The messages also come from non-Americans, including international figures like British talk-show host Piers Morgan and Jorge Guajardo, former Mexican ambassador to China, who called McCain a “true friend of Mexico.”
“I hope Sen. McCain surprises us the same way President Carter did when he was diagnosed with brain cancer,” Guajardo tweeted. “I wish him a speedy recovery.”
The breadth of the response may not be surprising for a man with decades in the public eye – and 2.3 million followers on Twitter on which he is active. Because of that “level of celebrity,” it also makes a social media post acceptable in a situation where a more traditional expression might otherwise be appropriate, said Crystal L. Bailey, director of the Etiquette Institute in Washington.
It is “good to see a little bit of civility in Washington,” said Bailey, as opposed to the bickering and animosity that has become the norm. She compared it to the solidarity that followed a shooting earlier this summer as members of Congress were practicing for an annual charity baseball game.
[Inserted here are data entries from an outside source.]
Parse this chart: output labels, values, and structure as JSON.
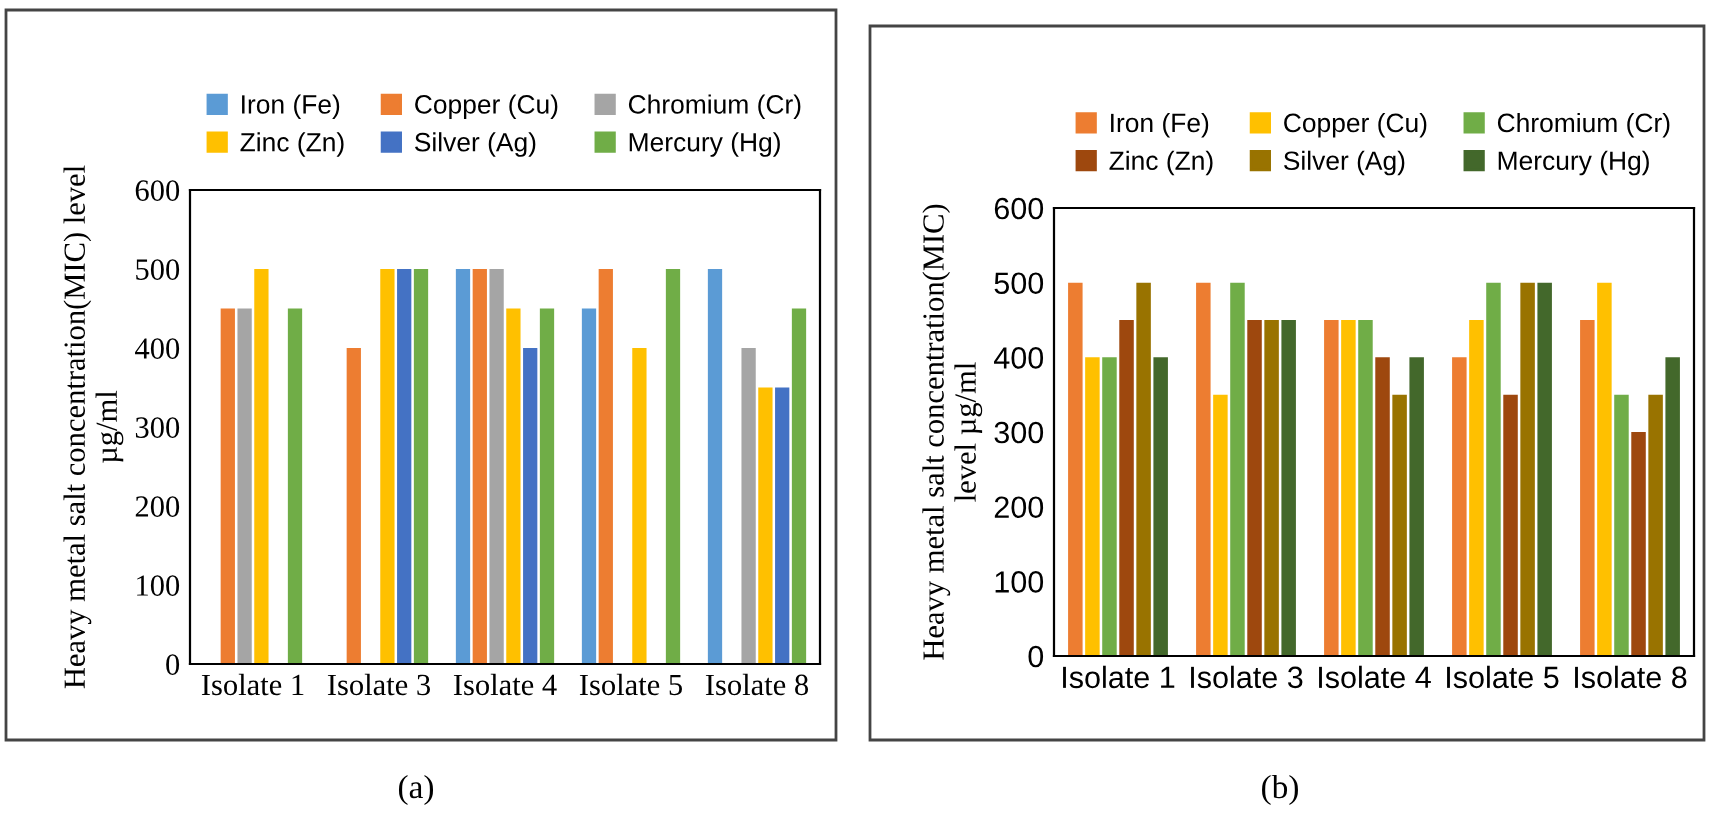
{
  "chart_data": [
    {
      "type": "bar",
      "ylabel": "Heavy metal salt concentration(MIC) level\nµg/ml",
      "categories": [
        "Isolate 1",
        "Isolate 3",
        "Isolate 4",
        "Isolate 5",
        "Isolate 8"
      ],
      "ylim": [
        0,
        600
      ],
      "yticks": [
        0,
        100,
        200,
        300,
        400,
        500,
        600
      ],
      "grid": false,
      "legend": "top",
      "annotations": [
        "(a)"
      ],
      "series": [
        {
          "name": "Iron (Fe)",
          "color": "#5b9bd5",
          "values": [
            0,
            0,
            500,
            450,
            500
          ]
        },
        {
          "name": "Copper (Cu)",
          "color": "#ed7d31",
          "values": [
            450,
            400,
            500,
            500,
            0
          ]
        },
        {
          "name": "Chromium (Cr)",
          "color": "#a5a5a5",
          "values": [
            450,
            0,
            500,
            0,
            400
          ]
        },
        {
          "name": "Zinc (Zn)",
          "color": "#ffc000",
          "values": [
            500,
            500,
            450,
            400,
            350
          ]
        },
        {
          "name": "Silver (Ag)",
          "color": "#4472c4",
          "values": [
            0,
            500,
            400,
            0,
            350
          ]
        },
        {
          "name": "Mercury (Hg)",
          "color": "#70ad47",
          "values": [
            450,
            500,
            450,
            500,
            450
          ]
        }
      ]
    },
    {
      "type": "bar",
      "ylabel": "Heavy metal salt concentration(MIC)\nlevel µg/ml",
      "categories": [
        "Isolate 1",
        "Isolate 3",
        "Isolate 4",
        "Isolate 5",
        "Isolate 8"
      ],
      "ylim": [
        0,
        600
      ],
      "yticks": [
        0,
        100,
        200,
        300,
        400,
        500,
        600
      ],
      "grid": false,
      "legend": "top",
      "annotations": [
        "(b)"
      ],
      "series": [
        {
          "name": "Iron (Fe)",
          "color": "#ed7d31",
          "values": [
            500,
            500,
            450,
            400,
            450
          ]
        },
        {
          "name": "Copper (Cu)",
          "color": "#ffc000",
          "values": [
            400,
            350,
            450,
            450,
            500
          ]
        },
        {
          "name": "Chromium (Cr)",
          "color": "#70ad47",
          "values": [
            400,
            500,
            450,
            500,
            350
          ]
        },
        {
          "name": "Zinc (Zn)",
          "color": "#9e480e",
          "values": [
            450,
            450,
            400,
            350,
            300
          ]
        },
        {
          "name": "Silver (Ag)",
          "color": "#997300",
          "values": [
            500,
            450,
            350,
            500,
            350
          ]
        },
        {
          "name": "Mercury (Hg)",
          "color": "#43682b",
          "values": [
            400,
            450,
            400,
            500,
            400
          ]
        }
      ]
    }
  ]
}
Bailey called the outreach in response to McCain’s diagnosis “impressive.”
Since news broke Wednesday that McCain had been diagnosed with a glioblastoma, social media messages have come from President Donald Trump – who famously sparred with McCain during the campaign – and former presidents Barack Obama, George W. Bush, Bill Clinton and George H.W. Bush.
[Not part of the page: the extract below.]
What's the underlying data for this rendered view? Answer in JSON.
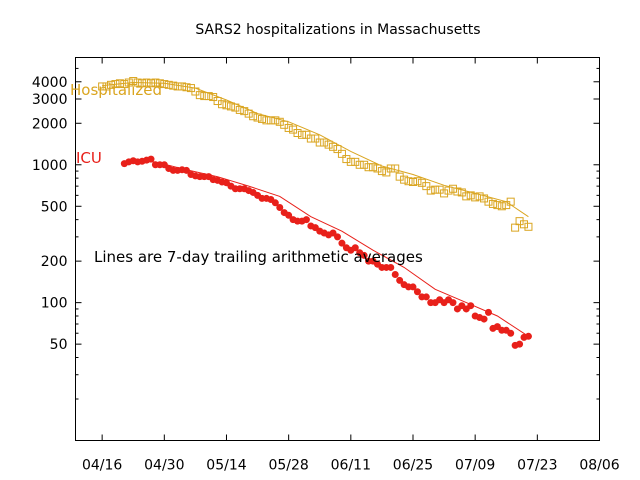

Former secretaries of state Condoleezza Rice and Hillary Clinton weighed in, along with congressional leaders and pundits ranging from Rachel Maddow to Bill O’Reilly.
Not all the messages were positive. Some used McCain’s illness as a platform for a statement on health care. Many from the far-right to the far-left brought up controversies from McCain’s past and some even cheered the news of his diagnosis, with alt-right editor Richard Spencer calling McCain a “detestable man,” before going on to wish him ill.
But more have been like Trump, who said in a statement Wednesday that McCain “has always been a fighter” and he hopes the senator gets well soon.
While he has been recuperating in Arizona, McCain has not just been on the receiving end of messages.
He issued statements this week outlining his position on the health care debate and criticizing the Trump administration over reports that it may be ending a program that assists the Syrian opposition. He has continued his steady Twitter presence, putting out at least five tweets on Thursday alone, one of which included an acknowledgment of the support he has received.
“I greatly appreciate the outpouring of support,” McCain said in his tweet. “Unfortunately for my sparring partners in Congress, I’ll be back soon, so stand-by!”
Chong had some advice to help him along in his recovery.
“Fight on John McCain you have over come worse and google marijuana and cancer,” Chong tweeted. “Fight on war hero.”